Admittedly, that was a nice break, to say the least. But to call the negated interception a Pick-6 is objectively wrong. And it's disingenuous to not mention the pass hit the best tight end of all time right in the hands.
And it wasn't luck that caused Brady to go right back to Gronk for a 25 yards on the very next snap to set up the go-ahead touchdown. It wasn't luck that made him throw for 180 yards in the 4th quarter and overtime, on the road in one of the toughest stadiums in the league. And it wasn't luck that helped him win the game when the defense that was supposedly carrying him to all those championships blew leads of 14-0, 17-7, 24-21 and 31-28 with just 39 goddamned seconds left.

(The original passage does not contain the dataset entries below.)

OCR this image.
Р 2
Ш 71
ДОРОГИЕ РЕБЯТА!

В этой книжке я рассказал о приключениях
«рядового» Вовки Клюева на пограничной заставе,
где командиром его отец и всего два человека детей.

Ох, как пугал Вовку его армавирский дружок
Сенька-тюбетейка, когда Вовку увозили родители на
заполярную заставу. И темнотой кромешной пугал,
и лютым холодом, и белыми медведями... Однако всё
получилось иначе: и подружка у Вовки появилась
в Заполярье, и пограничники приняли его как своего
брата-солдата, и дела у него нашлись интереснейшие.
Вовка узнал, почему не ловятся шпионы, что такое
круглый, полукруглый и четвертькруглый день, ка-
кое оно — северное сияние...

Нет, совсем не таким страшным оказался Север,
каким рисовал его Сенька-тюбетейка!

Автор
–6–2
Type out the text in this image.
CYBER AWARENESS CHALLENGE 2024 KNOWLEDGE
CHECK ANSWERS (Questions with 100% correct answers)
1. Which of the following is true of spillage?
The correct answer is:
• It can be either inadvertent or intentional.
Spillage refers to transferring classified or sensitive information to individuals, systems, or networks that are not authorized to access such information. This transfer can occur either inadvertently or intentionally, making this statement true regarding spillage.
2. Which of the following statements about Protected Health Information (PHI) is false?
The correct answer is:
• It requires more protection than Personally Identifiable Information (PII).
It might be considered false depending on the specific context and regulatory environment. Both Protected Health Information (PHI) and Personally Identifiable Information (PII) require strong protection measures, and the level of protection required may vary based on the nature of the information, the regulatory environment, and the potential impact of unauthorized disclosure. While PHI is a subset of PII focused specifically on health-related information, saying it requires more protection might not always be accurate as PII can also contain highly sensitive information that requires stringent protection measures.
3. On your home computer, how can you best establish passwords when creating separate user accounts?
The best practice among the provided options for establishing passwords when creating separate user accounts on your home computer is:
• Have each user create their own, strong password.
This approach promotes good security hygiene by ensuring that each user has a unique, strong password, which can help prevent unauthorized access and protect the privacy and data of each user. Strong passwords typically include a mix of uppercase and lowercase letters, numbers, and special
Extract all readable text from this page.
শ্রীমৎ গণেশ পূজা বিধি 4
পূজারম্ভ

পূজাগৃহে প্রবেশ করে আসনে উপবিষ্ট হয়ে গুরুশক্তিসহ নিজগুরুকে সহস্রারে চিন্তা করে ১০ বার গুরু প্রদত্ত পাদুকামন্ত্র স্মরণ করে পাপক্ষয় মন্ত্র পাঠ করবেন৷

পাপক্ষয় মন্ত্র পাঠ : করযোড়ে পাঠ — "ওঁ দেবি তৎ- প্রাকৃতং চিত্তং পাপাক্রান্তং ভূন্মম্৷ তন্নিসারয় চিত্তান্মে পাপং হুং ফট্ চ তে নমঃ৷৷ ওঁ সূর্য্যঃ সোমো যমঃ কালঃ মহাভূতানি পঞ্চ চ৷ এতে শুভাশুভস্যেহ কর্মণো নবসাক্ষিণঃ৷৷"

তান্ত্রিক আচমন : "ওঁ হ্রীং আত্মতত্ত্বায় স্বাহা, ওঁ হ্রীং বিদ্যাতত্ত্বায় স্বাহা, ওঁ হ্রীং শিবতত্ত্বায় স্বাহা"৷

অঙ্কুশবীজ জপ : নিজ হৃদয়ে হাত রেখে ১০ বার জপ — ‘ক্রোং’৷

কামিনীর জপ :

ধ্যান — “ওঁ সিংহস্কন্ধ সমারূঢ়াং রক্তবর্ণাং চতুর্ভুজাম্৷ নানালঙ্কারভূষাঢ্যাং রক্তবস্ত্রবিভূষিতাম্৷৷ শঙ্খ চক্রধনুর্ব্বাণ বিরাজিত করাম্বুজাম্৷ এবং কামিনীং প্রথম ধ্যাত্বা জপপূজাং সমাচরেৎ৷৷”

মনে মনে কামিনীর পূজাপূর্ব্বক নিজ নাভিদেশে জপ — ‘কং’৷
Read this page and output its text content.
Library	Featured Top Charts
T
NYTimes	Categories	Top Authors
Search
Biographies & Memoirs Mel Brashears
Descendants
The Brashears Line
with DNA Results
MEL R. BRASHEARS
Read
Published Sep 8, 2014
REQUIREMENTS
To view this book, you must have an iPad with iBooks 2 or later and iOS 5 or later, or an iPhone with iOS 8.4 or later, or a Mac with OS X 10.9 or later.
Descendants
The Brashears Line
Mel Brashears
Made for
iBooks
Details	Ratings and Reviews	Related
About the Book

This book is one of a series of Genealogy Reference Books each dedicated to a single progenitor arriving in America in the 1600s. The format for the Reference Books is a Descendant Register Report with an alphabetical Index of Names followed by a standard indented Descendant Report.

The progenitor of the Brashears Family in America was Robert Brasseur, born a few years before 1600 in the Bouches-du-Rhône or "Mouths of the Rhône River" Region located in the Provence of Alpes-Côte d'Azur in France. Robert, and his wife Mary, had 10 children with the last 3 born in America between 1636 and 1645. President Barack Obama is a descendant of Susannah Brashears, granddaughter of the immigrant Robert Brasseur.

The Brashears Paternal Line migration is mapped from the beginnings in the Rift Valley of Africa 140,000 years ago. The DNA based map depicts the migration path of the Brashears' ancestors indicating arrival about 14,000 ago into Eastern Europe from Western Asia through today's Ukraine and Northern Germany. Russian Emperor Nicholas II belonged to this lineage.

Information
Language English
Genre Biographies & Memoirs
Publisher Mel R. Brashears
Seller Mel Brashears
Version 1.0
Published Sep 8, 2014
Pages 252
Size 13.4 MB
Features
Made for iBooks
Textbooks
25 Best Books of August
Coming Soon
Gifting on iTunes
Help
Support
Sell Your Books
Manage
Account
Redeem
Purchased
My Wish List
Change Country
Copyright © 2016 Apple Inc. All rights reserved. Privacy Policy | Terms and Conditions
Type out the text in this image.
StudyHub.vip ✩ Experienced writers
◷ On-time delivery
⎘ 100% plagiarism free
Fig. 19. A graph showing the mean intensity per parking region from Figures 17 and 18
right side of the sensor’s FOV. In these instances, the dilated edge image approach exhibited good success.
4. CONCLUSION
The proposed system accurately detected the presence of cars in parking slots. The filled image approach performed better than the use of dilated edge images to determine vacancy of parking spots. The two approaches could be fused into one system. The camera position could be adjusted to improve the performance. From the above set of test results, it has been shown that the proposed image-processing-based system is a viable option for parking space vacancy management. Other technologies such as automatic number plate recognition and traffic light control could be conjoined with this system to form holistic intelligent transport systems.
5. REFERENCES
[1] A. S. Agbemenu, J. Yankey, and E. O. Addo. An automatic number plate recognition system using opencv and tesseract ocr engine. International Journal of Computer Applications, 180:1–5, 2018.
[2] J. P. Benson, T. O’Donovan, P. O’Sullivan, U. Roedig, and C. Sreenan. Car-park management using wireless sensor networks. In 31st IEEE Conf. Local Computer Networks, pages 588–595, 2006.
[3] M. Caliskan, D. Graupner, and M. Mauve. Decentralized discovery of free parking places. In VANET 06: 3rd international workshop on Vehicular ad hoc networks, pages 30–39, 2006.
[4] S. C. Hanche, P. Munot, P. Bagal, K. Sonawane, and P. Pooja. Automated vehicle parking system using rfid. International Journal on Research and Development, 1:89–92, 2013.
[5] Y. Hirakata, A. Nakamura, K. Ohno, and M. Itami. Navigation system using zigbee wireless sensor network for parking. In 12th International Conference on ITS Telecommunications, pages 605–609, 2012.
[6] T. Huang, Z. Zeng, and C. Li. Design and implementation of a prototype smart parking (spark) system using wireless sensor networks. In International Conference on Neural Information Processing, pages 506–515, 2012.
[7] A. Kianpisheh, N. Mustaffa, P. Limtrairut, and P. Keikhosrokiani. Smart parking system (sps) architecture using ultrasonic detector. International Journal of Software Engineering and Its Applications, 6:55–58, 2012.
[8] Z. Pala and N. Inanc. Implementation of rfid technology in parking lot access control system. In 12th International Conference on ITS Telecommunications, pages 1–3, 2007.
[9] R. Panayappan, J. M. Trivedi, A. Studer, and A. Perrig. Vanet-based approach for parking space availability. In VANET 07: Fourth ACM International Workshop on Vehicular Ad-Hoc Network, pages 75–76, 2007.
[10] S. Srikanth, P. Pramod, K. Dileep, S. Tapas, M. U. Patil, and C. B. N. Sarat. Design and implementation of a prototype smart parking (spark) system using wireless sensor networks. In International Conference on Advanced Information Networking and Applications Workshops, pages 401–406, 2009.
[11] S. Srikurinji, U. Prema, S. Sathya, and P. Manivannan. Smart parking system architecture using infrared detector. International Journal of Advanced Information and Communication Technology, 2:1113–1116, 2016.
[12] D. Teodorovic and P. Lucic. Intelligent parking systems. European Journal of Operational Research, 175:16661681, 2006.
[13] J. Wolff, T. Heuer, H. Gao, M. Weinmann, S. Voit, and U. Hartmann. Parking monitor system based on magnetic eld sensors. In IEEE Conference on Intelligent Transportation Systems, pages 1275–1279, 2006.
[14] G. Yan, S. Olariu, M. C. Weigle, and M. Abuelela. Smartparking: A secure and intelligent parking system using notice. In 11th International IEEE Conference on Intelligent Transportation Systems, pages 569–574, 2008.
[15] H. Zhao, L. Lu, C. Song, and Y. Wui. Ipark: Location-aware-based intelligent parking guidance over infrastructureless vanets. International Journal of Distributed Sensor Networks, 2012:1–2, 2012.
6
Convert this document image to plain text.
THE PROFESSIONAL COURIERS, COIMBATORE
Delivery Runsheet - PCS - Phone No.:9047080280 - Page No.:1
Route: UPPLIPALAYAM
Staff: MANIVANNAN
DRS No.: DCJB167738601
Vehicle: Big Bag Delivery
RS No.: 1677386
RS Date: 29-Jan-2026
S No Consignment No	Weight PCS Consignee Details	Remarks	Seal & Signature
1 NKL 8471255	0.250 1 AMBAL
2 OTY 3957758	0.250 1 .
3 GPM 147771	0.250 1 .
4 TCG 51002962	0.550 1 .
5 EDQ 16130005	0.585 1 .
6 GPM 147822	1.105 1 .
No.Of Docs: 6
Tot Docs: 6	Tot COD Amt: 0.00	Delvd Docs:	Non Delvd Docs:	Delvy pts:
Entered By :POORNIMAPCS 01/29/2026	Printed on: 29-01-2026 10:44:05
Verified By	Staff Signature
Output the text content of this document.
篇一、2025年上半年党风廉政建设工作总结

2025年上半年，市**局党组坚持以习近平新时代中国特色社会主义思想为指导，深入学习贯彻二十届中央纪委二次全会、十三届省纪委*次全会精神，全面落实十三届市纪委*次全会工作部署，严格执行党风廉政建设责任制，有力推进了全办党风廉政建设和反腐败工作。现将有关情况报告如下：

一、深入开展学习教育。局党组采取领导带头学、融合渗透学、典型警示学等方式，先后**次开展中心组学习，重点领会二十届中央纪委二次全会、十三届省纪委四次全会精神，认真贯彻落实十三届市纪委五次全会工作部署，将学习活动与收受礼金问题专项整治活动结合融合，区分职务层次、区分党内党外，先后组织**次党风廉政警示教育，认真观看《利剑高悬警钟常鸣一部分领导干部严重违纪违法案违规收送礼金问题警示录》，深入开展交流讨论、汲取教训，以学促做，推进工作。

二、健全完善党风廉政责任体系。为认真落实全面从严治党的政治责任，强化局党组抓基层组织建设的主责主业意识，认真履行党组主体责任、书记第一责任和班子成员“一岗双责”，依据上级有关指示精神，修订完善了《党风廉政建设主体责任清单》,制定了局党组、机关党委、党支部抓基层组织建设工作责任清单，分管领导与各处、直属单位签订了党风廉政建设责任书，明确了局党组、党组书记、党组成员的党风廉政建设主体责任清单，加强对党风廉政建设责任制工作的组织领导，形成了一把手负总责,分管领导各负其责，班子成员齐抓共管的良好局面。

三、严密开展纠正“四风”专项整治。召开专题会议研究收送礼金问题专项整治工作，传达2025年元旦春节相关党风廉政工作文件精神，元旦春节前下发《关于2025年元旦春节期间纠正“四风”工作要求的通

So, while I respect WS Dave's passion and - while I'm being honest - the hatred, because it's really been fun to push back against all these years, you can call Tom Brady whatever you want. But just don't call him lucky. All that winning can't just be good fortune. As Matt Damon put it in "Rounders," "The same guys make it to the final table at the World Series of Poker every year. What do you think, they're the luckiest guys in Vegas?"
Still, great show, Dog Walk guys. I'm a fan.